The roll was greasy and tasted bland, I rubbed my fingers on the dress, it was the faded pink jumpsuit, the one you said I looked good on, I thought the dress could bring in some sort of luck, today, of all the days I was willing to suck in every good superstition.
‘Dip it in the lake’ Shaziya said with a look of disgust.
‘It’s safe’ Parth chipped in.
Parth had only been in school for three months but he and Shaziya seemed well acquainted. There were times I wondered whether they knew each other, it was odd.

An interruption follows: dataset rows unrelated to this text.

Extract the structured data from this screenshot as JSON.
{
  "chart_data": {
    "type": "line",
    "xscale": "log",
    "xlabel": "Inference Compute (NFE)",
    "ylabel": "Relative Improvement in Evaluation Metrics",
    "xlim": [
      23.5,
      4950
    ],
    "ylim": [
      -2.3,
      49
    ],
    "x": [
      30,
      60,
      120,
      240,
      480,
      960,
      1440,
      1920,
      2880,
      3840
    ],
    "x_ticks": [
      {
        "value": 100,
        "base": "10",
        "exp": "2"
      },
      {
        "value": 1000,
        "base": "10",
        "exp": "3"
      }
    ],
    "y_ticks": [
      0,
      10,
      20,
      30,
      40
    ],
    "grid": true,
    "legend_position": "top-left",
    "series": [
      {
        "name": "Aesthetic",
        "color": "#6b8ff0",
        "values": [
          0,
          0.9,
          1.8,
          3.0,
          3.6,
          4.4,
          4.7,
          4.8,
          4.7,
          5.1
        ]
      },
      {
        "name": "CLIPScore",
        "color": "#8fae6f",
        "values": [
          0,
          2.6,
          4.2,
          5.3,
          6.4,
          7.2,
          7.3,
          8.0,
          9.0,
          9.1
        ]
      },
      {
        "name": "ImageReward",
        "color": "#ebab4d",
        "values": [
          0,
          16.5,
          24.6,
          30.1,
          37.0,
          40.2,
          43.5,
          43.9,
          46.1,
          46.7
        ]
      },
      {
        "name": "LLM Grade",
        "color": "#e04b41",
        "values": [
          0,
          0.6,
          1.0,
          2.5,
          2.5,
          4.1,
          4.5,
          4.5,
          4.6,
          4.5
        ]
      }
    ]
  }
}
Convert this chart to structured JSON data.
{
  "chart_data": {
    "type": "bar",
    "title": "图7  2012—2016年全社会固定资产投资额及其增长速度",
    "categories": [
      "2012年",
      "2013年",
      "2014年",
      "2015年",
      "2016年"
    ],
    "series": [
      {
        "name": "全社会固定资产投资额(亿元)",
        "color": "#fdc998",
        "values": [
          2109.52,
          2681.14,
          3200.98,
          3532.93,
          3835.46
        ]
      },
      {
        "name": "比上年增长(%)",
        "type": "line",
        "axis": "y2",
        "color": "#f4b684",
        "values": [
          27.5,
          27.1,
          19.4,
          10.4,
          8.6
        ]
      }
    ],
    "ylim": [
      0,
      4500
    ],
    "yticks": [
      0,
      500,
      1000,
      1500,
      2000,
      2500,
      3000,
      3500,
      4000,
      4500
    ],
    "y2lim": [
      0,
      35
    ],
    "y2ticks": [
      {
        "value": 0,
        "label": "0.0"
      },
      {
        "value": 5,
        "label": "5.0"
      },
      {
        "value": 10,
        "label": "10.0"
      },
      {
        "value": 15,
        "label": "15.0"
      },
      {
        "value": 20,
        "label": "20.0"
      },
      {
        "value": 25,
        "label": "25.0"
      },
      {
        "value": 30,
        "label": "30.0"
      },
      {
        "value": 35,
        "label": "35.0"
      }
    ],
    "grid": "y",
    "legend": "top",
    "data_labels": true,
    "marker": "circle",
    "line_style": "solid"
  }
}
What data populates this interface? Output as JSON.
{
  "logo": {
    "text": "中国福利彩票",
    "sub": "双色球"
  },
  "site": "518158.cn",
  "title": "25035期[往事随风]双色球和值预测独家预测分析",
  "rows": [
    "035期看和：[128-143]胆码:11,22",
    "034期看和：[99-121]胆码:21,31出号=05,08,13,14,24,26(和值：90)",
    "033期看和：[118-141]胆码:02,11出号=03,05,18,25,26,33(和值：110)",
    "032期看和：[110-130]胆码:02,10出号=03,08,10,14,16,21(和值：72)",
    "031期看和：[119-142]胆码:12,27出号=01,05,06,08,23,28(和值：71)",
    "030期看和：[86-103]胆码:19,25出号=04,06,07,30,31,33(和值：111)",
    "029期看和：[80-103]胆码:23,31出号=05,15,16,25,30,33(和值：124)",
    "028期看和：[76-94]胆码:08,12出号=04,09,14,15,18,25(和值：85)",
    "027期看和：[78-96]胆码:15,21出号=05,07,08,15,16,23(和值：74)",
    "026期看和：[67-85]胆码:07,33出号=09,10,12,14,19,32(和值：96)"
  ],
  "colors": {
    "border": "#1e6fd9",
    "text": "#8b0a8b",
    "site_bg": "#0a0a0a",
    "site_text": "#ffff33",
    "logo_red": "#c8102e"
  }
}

I thought of you and wondered why they cared about you. I know this was not what we wanted, but I felt it was appropriate. Shaziya could be the Knight, and I would be her coward squire, this was supposed to be our thing but this little game of ours will not make sense to the world.
The day you went missing, I dialled mother to tell about the demon, half scared she will yell through phone, but she didn’t, maybe she too felt the presence or maybe you told her, when the evil lurked behind, you felt it but didn’t tell me. It was supposed to be our game, the one with unsaid rules which we both understood, the one you and I promised to play, where we had each other’s back yet I failed somehow, somewhere, maybe I was not brave enough.
It was half-past seven and there was no sign of anything, some bug bit me or I am allergic to Parth’s roll, red rashes formed on my skin, it was light, I scratched a bit, it started to swell. My fingers pulped up and I didn’t know what to do, Shaziya was in a state of trance, it was risky to wake her up. Parth stood silence looking at Shaziya, his eyes almost twinkled.
I felt numb, I should have been scared or anxious, maybe even thrilled for there was a possibility of finding you, a strange set of creatures did walk around me, harmless I felt for they didn’t bother to attack they seemed too concerned about something or someone.
What are you, I heard a voice deep within me, was that the demon or my different self, I tried to think but my head hurts badly as if it was hit by something heavy, the drowsiness still held me, strong. I longed for a cup of coffee, maybe with an extra pinch of sugar to balance the bitterness. Bitter coffees were once my favourite for it reminded me of myself, the stronger, and the bitter but today I don’t feel I am strong, I feel weak.
There was some smoke, or maybe mist, something foggy around me, covered by a cloud. I looked for Parth but he was not there. By now I am sure it is the demon, so I looked for you in the cloud, maybe you too hung there somewhere on that weary cloud waiting for the fall. They say its hell down there but I fear the worse.
Nothing happened. Parth and Shaziya stood there murmuring, a spell maybe I thought, I waited, a minute passed, two minutes passed another minute passed.
I tried to focus, I tried to find you, I saw nothing but our house, the same old rooms with yellow paint and cracked walls, the same smell of jasmine and coconut, the same laughter of yours and mine mixed into a symphony that grandma said the fishes from the lake loved.
It is for you I came, and I think I found you.